Depois de se licenciar em Direito, vai trabalhar para um escritório na rua do Ouro, 87, 2.º andar com o advogado Leopoldo Vale. Como contou a Maria João Avillez: «No escritório, havia outros dois advogados, os meus amigos Gustavo Soromenho e Pimentel Saraiva. Comecei logo a ter clientes, a ganhar algum dinheiro». Mais tarde, Vasco da Gama Fernandes junta-se ao escritório. Zenha, «um jurista excecional», sempre foi um grande apoio: a amizade era tão forte que Soares convidou Salgado Zenha para padrinho (civil) da sua filha Isabel, atual diretora do Colégio Moderno, nascida em 1951, dois anos depois do irmão.
Rapidamente, o escritório da rua do Ouro torna-se um lugar de visita obrigatória para todos os jornalistas estrangeiros de visita a Portugal. É lá que decorre a primeira reunião em Lisboa da Associação Socialista Portuguesa (a organização que antecedeu o PS), fundada em Genebra em 1964 por Soares, Manuel Tito de Morais e Francisco Ramos da Costa.

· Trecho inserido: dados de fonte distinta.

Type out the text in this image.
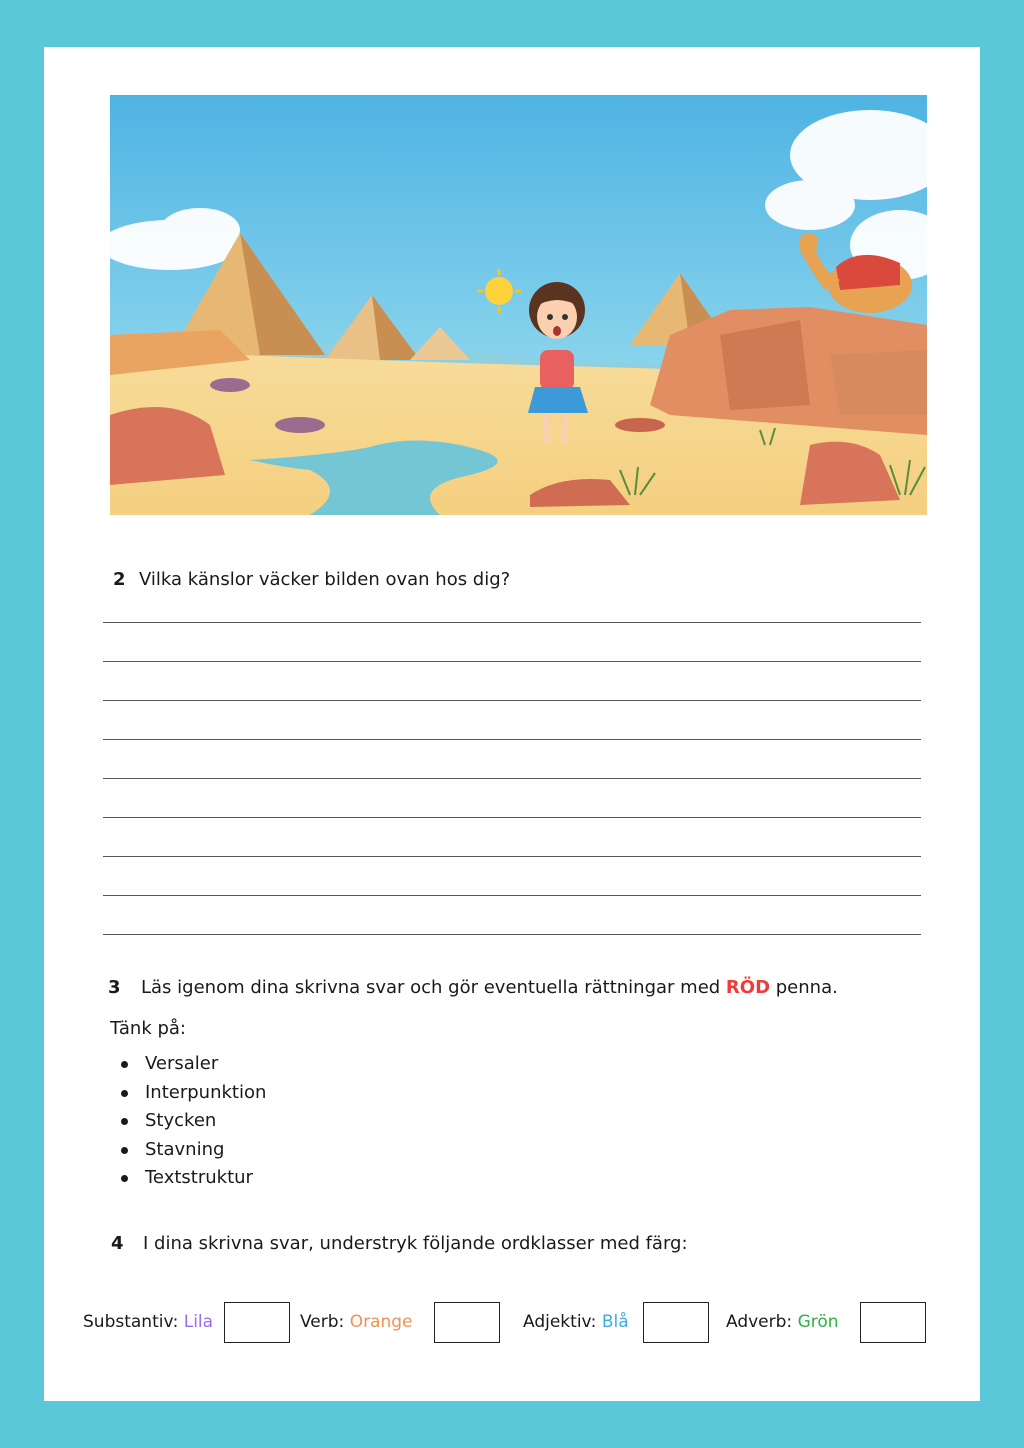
2 Vilka känslor väcker bilden ovan hos dig?
3 Läs igenom dina skrivna svar och gör eventuella rättningar med RÖD penna.
Tänk på:
Versaler
Interpunktion
Stycken
Stavning
Textstruktur
4 I dina skrivna svar, understryk följande ordklasser med färg:
Substantiv: Lila	Verb: Orange	Adjektiv: Blå	Adverb: Grön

Na entrevista que deu a Avillez, publicada em livro em 1996, Soares relata como eram esses dias de advogado e oposicionista: «Naquele tempo, a vida fazia-se muito na Baixa, centro nevrálgico de Lisboa. A rua do Ouro era uma das suas artérias principais. Vinha para o escritório tarde, ao fim da manhã, quase sempre de metropolitano, que então chegava só aos Restauradores e, depois, descia vagarosamente até ao meu escritório, parando a falar com uns e com outros, entrando nos cafés, indo à Havaneza do Rossio, em busca dos jornais estrangeiros, conspirando e dizendo mal do governo, no passeio do ‘reviralho’ [expressão utilizada durante o Estado Novo para designar os oposicionistas] em frente ao Nicola».

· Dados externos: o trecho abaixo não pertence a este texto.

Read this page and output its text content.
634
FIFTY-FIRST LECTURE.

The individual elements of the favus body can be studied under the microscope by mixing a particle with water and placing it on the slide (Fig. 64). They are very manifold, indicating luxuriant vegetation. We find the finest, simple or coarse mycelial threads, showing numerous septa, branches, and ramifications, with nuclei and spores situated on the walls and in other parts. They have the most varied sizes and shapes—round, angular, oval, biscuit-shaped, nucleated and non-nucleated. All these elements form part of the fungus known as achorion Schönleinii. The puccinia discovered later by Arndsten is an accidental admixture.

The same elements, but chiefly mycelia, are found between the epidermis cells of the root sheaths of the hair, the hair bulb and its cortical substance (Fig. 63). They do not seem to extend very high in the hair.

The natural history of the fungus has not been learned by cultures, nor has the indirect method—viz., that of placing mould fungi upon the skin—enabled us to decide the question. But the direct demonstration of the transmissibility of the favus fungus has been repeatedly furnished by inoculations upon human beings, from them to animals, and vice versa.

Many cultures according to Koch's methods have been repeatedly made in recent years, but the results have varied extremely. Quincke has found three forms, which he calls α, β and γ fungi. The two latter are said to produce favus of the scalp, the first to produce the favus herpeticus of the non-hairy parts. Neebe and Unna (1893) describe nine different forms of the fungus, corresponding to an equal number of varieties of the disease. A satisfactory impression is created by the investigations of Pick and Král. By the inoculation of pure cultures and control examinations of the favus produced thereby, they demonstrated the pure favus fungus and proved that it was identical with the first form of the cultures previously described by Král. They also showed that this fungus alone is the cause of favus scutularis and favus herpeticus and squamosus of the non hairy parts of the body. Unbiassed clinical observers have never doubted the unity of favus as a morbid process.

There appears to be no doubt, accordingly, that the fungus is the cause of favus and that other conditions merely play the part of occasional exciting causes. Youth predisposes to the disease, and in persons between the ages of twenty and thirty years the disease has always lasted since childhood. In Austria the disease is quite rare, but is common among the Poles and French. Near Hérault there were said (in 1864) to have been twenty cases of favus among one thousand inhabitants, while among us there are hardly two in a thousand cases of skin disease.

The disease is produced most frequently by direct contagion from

A noite era diferente: «Às sete horas começavam a aparecer os amigos e os políticos (…). Era sempre o último a sair. Muito depois dos meus colegas, com horários e hábitos mais regrados. Pelas nove horas, o Manuel Mendes assobiava da rua, com frequência. A essa hora a Baixa começava a estar deserta. Ele perguntava, com as mãos a fazer de megafone: ‘Mário, queres vir jantar a uma taberninha’. E eu normalmente queria. Juntavam-se outros amigos, geralmente no “Porto de Abrigo”, em infindáveis discussões político-literárias, numa espécie de boémia mansa. Foram assim os meus anos de escritório na rua do Ouro: anos felizes e fecundos, apesar das perseguições da PIDE, que lhe deram um colorido especial».